On Sun, Mar 26, 2017 at 12:22 AM, Andres Freund <andres@anarazel.de> wrote:
>> At least with current gcc (6.3.1 on Fedora 25) at -O2,
>> what I see is multiple places jumping to the same indirect jump
>> instruction :-(. It's not a total disaster: as best I can tell, all the
>> uses of EEO_JUMP remain distinct. But gcc has chosen to implement about
>> 40 of the 71 uses of EEO_NEXT by jumping to the same couple of
>> instructions that increment the "op" register and then do an indirect
>> jump :-(.
>
> Yea, I see some of that too - "usually" when there's more than just the
> jump in common. I think there's some gcc variables that influence this
> (min-crossjump-insns (5), max-goto-duplication-insns (8)). Might be
> worthwhile experimenting with setting them locally via a pragma or such.
> I think Aants wanted to experiment with that, too.

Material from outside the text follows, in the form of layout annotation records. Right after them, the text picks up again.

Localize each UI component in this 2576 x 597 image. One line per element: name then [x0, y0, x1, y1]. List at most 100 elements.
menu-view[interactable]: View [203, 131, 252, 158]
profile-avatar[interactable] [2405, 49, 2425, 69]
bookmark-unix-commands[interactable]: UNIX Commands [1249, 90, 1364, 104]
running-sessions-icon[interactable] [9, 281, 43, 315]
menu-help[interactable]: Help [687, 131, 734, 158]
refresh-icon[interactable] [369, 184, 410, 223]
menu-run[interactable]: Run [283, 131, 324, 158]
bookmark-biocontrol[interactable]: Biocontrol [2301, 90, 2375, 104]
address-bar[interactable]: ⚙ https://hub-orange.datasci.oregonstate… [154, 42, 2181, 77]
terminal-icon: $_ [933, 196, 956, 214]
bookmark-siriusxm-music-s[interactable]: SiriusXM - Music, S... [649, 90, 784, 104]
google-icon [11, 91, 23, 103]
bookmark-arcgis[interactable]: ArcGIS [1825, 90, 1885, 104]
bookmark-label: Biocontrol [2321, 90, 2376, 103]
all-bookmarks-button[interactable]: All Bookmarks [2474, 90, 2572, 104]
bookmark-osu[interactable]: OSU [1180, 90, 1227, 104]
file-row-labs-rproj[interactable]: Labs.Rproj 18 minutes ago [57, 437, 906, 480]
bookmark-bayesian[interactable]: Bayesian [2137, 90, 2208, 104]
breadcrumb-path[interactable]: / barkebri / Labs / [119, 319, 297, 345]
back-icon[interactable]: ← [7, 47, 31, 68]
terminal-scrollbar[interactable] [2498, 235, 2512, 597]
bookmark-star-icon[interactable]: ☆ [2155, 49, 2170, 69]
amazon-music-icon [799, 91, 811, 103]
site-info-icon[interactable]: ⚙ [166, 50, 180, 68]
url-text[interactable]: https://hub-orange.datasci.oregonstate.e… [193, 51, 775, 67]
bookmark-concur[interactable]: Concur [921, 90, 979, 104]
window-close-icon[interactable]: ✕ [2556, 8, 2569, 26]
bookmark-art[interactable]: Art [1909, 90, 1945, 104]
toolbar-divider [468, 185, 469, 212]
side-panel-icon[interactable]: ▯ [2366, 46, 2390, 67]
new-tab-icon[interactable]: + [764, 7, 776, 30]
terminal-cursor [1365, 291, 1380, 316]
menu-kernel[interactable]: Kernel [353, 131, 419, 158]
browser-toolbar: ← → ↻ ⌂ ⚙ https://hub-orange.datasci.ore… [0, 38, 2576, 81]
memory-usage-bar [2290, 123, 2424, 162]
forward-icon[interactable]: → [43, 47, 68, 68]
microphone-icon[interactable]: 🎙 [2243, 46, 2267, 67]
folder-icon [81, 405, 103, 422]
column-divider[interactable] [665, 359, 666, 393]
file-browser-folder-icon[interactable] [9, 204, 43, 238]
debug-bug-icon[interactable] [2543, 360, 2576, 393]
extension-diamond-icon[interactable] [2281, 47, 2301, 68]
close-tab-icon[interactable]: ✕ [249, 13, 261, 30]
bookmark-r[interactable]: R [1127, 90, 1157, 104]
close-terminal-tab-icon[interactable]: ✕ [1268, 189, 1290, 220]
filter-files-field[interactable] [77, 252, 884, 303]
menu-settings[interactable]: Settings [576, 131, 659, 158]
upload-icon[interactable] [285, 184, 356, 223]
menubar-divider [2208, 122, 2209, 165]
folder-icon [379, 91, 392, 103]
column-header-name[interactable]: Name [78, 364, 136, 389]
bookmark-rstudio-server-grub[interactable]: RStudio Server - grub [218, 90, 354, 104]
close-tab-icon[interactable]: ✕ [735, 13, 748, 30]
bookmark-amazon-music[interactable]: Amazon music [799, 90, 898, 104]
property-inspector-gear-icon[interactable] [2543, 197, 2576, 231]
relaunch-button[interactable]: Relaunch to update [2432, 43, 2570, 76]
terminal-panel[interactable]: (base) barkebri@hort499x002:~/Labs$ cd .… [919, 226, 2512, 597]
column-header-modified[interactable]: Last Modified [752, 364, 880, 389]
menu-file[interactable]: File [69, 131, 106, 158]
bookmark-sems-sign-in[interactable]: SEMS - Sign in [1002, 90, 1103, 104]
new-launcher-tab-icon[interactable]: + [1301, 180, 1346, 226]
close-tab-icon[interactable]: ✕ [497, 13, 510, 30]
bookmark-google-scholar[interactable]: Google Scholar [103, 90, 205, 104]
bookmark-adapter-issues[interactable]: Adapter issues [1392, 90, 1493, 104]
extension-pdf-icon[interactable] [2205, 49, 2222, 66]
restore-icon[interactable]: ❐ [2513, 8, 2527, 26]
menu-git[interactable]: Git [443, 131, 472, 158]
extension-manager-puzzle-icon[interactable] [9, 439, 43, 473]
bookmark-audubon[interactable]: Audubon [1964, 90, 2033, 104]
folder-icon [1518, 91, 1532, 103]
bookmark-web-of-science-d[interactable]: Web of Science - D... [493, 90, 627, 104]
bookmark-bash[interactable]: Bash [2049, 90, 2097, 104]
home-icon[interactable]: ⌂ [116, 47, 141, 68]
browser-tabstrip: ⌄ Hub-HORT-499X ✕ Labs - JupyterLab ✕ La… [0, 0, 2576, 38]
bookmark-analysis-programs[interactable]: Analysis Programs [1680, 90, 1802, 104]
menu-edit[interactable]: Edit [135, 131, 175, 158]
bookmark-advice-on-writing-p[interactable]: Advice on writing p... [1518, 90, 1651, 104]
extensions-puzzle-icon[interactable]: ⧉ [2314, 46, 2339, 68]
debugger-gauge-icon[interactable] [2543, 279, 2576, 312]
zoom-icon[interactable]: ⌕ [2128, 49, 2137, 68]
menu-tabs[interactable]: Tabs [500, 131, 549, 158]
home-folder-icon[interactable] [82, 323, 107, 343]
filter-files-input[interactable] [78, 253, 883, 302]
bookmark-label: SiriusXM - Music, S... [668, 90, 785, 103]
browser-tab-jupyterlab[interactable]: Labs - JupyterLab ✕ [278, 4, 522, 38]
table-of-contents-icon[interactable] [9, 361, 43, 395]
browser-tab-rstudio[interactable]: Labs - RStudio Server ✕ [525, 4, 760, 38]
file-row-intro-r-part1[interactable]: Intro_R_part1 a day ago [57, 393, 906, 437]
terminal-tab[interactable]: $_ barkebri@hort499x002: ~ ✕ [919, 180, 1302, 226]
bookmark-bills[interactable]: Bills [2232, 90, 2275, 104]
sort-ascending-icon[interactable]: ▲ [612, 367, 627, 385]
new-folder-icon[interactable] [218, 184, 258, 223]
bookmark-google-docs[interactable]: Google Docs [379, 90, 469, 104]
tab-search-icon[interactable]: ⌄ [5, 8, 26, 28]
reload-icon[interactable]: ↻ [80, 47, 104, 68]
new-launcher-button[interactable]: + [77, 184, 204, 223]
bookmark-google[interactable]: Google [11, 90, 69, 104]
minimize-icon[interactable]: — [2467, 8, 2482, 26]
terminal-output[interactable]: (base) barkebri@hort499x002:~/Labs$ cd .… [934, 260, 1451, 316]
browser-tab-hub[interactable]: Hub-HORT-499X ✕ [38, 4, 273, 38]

I haven't had the time to research this properly, but initial tests
show that with GCC 6.2 adding
#pragma GCC optimize ("no-crossjumping")
fixes merging of the op tail jumps.
Some quick and dirty benchmarking suggests that the benefit for the
interpreter is about 15% (5% speedup on a workload that spends 1/3 in
ExecInterpExpr). My idea of prefetching op->resnull/resvalue to local
vars before the indirect jump is somewhere between a tiny benefit and
no effect, certainly not worth introducing extra complexity. Clang 3.8
does the correct thing out of the box and is a couple of percent
faster than GCC with the pragma.
Regards,
Ants Aasma